By Christof Wiechert, March 2016

Johannes Matthiessen was an artist through and through. He studied architecture, taught art in Waldorf schools, was a visual artist, social artist and an artist of the earth – but above all he was a person who lived and worked with incredible intensity.

After an hour’s conversation with Johannes one might be truly exhausted but he burned with enthusiasm to bring people together, heal the historical wounds which afflict the earth and to do the same for young people whose destiny has placed too great obstacles in their path.

Thus one could see Johannes working artistically with prisoners, convey to apprentices in large industrial enterprises their missing general education by way of art, and teach in Waldorf upper schools.

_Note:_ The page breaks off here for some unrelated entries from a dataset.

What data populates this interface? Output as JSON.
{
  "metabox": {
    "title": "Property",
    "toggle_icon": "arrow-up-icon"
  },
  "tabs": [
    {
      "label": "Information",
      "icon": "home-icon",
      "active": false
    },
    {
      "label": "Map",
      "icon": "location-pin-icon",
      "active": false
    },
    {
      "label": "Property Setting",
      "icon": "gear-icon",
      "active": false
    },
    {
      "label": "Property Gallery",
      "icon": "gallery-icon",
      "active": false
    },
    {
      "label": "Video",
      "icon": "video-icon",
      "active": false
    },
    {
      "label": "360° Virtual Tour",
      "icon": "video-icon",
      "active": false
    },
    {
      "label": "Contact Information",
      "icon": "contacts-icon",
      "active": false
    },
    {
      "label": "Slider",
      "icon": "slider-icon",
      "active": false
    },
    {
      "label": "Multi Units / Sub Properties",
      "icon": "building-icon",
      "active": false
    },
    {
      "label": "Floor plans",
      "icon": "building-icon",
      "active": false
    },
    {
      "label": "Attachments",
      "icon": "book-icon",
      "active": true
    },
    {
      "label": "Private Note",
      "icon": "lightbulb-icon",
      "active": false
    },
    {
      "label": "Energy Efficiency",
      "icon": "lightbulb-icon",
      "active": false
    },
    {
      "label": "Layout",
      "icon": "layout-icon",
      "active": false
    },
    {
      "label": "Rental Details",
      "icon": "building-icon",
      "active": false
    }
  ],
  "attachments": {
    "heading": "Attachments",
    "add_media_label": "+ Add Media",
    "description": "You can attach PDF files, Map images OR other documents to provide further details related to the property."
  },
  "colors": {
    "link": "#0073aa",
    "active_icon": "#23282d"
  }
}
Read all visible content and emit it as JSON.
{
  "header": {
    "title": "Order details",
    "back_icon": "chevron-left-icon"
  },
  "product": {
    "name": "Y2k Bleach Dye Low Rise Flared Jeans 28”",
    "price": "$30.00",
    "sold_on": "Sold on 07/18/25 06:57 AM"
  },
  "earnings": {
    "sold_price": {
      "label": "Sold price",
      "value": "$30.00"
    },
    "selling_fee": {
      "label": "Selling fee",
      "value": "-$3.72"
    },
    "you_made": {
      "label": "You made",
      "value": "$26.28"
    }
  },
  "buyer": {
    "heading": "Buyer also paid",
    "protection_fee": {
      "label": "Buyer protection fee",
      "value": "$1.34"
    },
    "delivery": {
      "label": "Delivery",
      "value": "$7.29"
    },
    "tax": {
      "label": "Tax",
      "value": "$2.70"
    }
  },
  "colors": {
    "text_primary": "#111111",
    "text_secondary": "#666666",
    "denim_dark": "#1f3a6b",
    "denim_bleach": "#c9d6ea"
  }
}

But the confines of the school were too narrow for his soul and so his work in the world began. In places where people and the earth had suffered damage on or with one another he acted to heal symbolically and in reality. Be it that he planted the streets in a dilapidated Polish industrial town with trees, be it that he transformed the razed houses in an American city into green play areas for children, be it that he gave the Aborigines around Ayers Rock in the heart or Australia the prospect of an existence in human dignity through stonemasonry work or that in Greece, where terrible things had happened to people and the earth in the Second World War, he set up steles like memorials in the landscape. These menhir-like stones displayed wonderful, sculpted form drawings. He did all of these things with local young people, Waldorf pupils or students, everyone who happened to be available.

All these actions were organised and also financed by him. Alongside his artistry, or perhaps because of it, he had the ability to win over mayors, senators, in short the local authorities, to support these real and symbolic actions – actions which promised to regenerate both the soul and the landscape.

So it can be very moving to see monoliths erected as “symbols” in China at the school in Chengdu, but also at a smaller school in Hamburg-Bergedorf or in Bad Kleinkirchheim in Austria or in Chicago and New Orleans. The places are too numerous to list them all. The purely physical work is immense. And as so often happens with great artists: it is only posterity which will learn to wonder at what was achieved and done.

His last great project was when he fell ill with cancer. He accepted it, went through all its stages and the attempts to cure it with all the methods known to modern medicine, faithfully rendering account of it in a number of books with large-scale drawings which bring to expression what such an illness does to body and soul. In late summer he consciously crossed the threshold.

Comments

Laura Dobb, Penzance, Cornwall, 07.05.17 15:05

I heard Johannes speak at the San Francisco Waldorf School in the early 2000's. I was very moved and inspired by his talk. So much so that I just Googled his name now, so many years on and was saddened to hear of his passing. I wonder if anyone is continuing his earth healing work?